De Britse 16e en 69e Veldbatterijen galoppeerden binnen bereik en openden het vuur. De Britse infanterie, onder leiding van het 2e Bataljon Royal Dublin Fusiliers en achtereenvolgens ondersteund door het 1e Bataljon King's Royal Rifle Corps (KRRC) en het 1e Bataljon Royal Irish Fusiliers (RIF) trokken naar voren om een frontale aanval uit te voeren en bereikten de voet van de heuvel waar ze door een klein bos moesten oprukken. Ze werden echter vastgepind door zwaar geweervuur vanaf de top van Talana Hill. Symons ging naar voren om hen aan te sporen en raakte dodelijk gewond in de maag, hoewel hij in staat was om op zijn paard te klimmen en terug te rijden naar Dundee, waar hij later stierf. Onder de opvolger van Symons, Brigadier-General James Herbert Yule, slaagde de KRRC erin een kleine stenen muur te bereiken aan de voet van Talana Hill, waar de Dublin Fusiliers werden vastgepind door Boerenvuur. Met de Royal Artillery die nauwkeurig op de top vuurde, kon de KRRC, gesteund door de RIF, de heuvel opgaan. Toen ze de top bereikten, leden ze slachtoffers door hun eigen ondersteunende artillerie. De Boeren verlieten hun posities op de heuvel. Ondanks dat de Britse artillerie werd verplaatst om de terugtocht van de Boer lastig te vallen, weigerden ze te schieten, bang dat ze hun eigen troepen opnieuw zouden treffen.[1]

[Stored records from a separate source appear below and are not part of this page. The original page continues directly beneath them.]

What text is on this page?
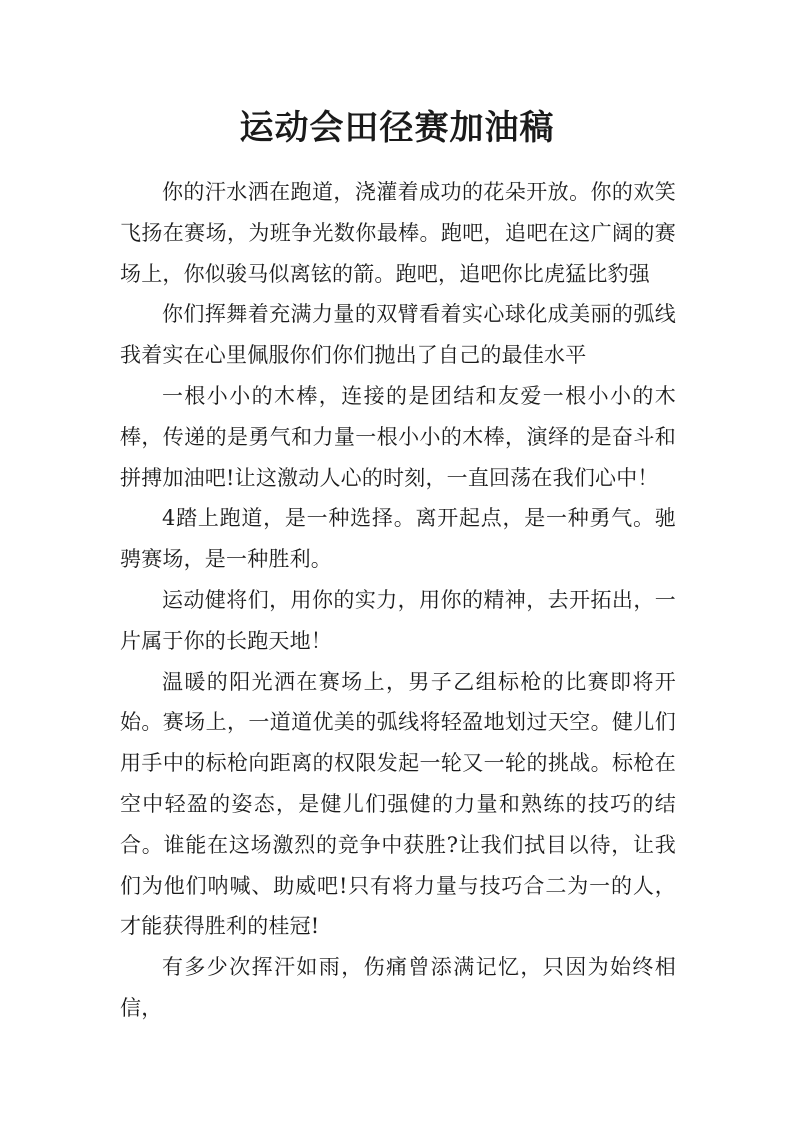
运动会田径赛加油稿

你的汗水洒在跑道，浇灌着成功的花朵开放。你的欢笑飞扬在赛场，为班争光数你最棒。跑吧，追吧在这广阔的赛场上，你似骏马似离铉的箭。跑吧，追吧你比虎猛比豹强

你们挥舞着充满力量的双臂看着实心球化成美丽的弧线我着实在心里佩服你们你们抛出了自己的最佳水平

一根小小的木棒，连接的是团结和友爱一根小小的木棒，传递的是勇气和力量一根小小的木棒，演绎的是奋斗和拼搏加油吧!让这激动人心的时刻，一直回荡在我们心中！

4踏上跑道，是一种选择。离开起点，是一种勇气。驰骋赛场，是一种胜利。

运动健将们，用你的实力，用你的精神，去开拓出，一片属于你的长跑天地！

温暖的阳光洒在赛场上，男子乙组标枪的比赛即将开始。赛场上，一道道优美的弧线将轻盈地划过天空。健儿们用手中的标枪向距离的权限发起一轮又一轮的挑战。标枪在空中轻盈的姿态，是健儿们强健的力量和熟练的技巧的结合。谁能在这场激烈的竞争中获胜?让我们拭目以待，让我们为他们呐喊、助威吧!只有将力量与技巧合二为一的人，才能获得胜利的桂冠!

有多少次挥汗如雨，伤痛曾添满记忆，只因为始终相信，
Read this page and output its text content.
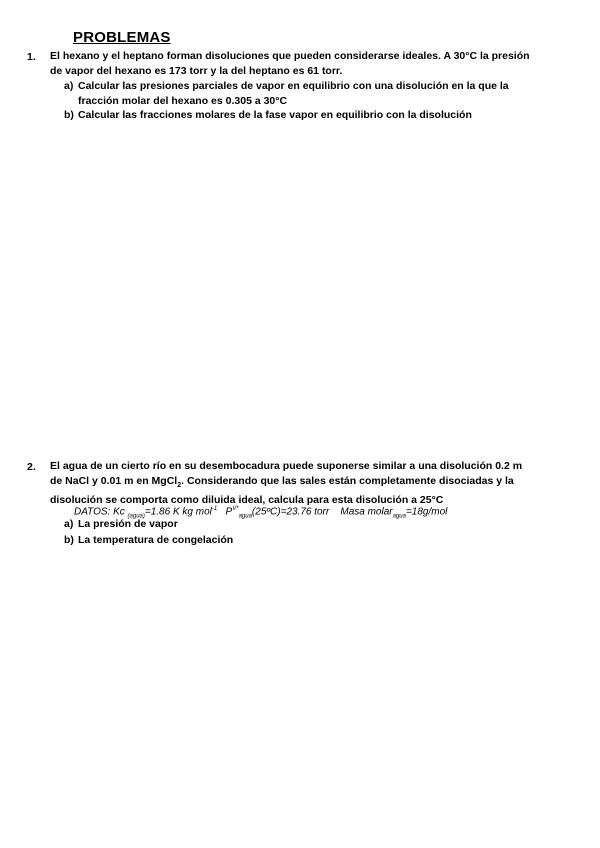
PROBLEMAS
1. El hexano y el heptano forman disoluciones que pueden considerarse ideales. A 30°C la presión
de vapor del hexano es 173 torr y la del heptano es 61 torr.
a) Calcular las presiones parciales de vapor en equilibrio con una disolución en la que la
fracción molar del hexano es 0.305 a 30°C
b) Calcular las fracciones molares de la fase vapor en equilibrio con la disolución
2. El agua de un cierto río en su desembocadura puede suponerse similar a una disolución 0.2 m
de NaCl y 0.01 m en MgCl$_2$. Considerando que las sales están completamente disociadas y la
disolución se comporta como diluida ideal, calcula para esta disolución a 25°C
DATOS: Kc $_{(agua)}$=1.86 K kg mol$^{-1}$ $P^{V*}_{agua}(25ºC)=23.76$ torr Masa molar$_{agua}$=18g/mol
a) La presión de vapor
b) La temperatura de congelación
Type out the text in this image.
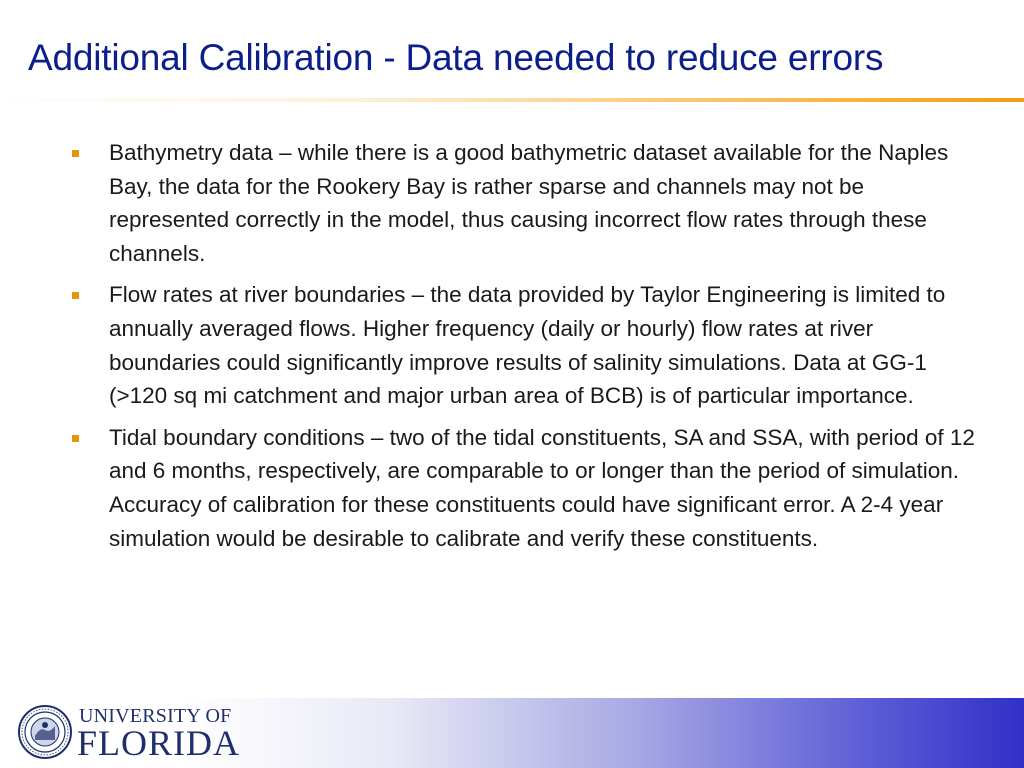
Additional Calibration - Data needed to reduce errors
Bathymetry data – while there is a good bathymetric dataset available for the Naples Bay, the data for the Rookery Bay is rather sparse and channels may not be represented correctly in the model, thus causing incorrect flow rates through these channels.
Flow rates at river boundaries – the data provided by Taylor Engineering is limited to annually averaged flows. Higher frequency (daily or hourly) flow rates at river boundaries could significantly improve results of salinity simulations. Data at GG-1 (>120 sq mi catchment and major urban area of BCB) is of particular importance.
Tidal boundary conditions – two of the tidal constituents, SA and SSA, with period of 12 and 6 months, respectively, are comparable to or longer than the period of simulation. Accuracy of calibration for these constituents could have significant error. A 2-4 year simulation would be desirable to calibrate and verify these constituents.
UNIVERSITY OF
FLORIDA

De troepen van generaal Lukas Meyer klommen op hun pony's en vertrokken. Een eskader van de 18th Hussars en de Britse infanterie probeerden hun terugtocht af te snijden, maar de meeste Britse ruiters dwaalden af op de hellingen van Impati. De mannen van generaal Erasmus, die tot dusver geen rol hadden gespeeld in de strijd omdat Impati in mist gehuld was, omsingelden het Britse bereden detachement en dwongen hen zich over te geven.

Na afloop[bewerken | brontekst bewerken]

Na afloop bleek de Britse positie onhoudbaar en trok de brigade zich terug, met niet meer dan wat de troepen konden dragen. De voorraden en het veldhospitaal bleven achter. De terugtrekking naar Ladysmith lukte wonderwel omdat de Boerengeneraal Koch zijn opdracht om een blokkerende positie op de Biggarsberg in te nemen niet eervol genoeg vond en het offensief koos, zodat de Britten vrij de ruimte hadden. De troepen van Koch werden bij Elandslaagte (waar ze niet hadden horen te zijn) door de Britse hoofdmacht afgeslacht.

De commandant van het Boerenleger Joubert vond de operatie bij Dundee eigenlijk mislukt. Als generaal Meyer een dag gewacht had, totdat de troepen van generaal Erasmus in positie waren, zou de Slag bij Talana Hill niet verloren zijn, en als generaal Koch zijn opdracht had uitgevoerd om positie in te nemen op de Biggarsberg had de hele Britse brigade bij Dundee tot overgave gedwongen kunnen worden. Nu had Joubert wel terreinwinst en hield hij het initiatief, maar was weinig schade toegebracht aan de Britten.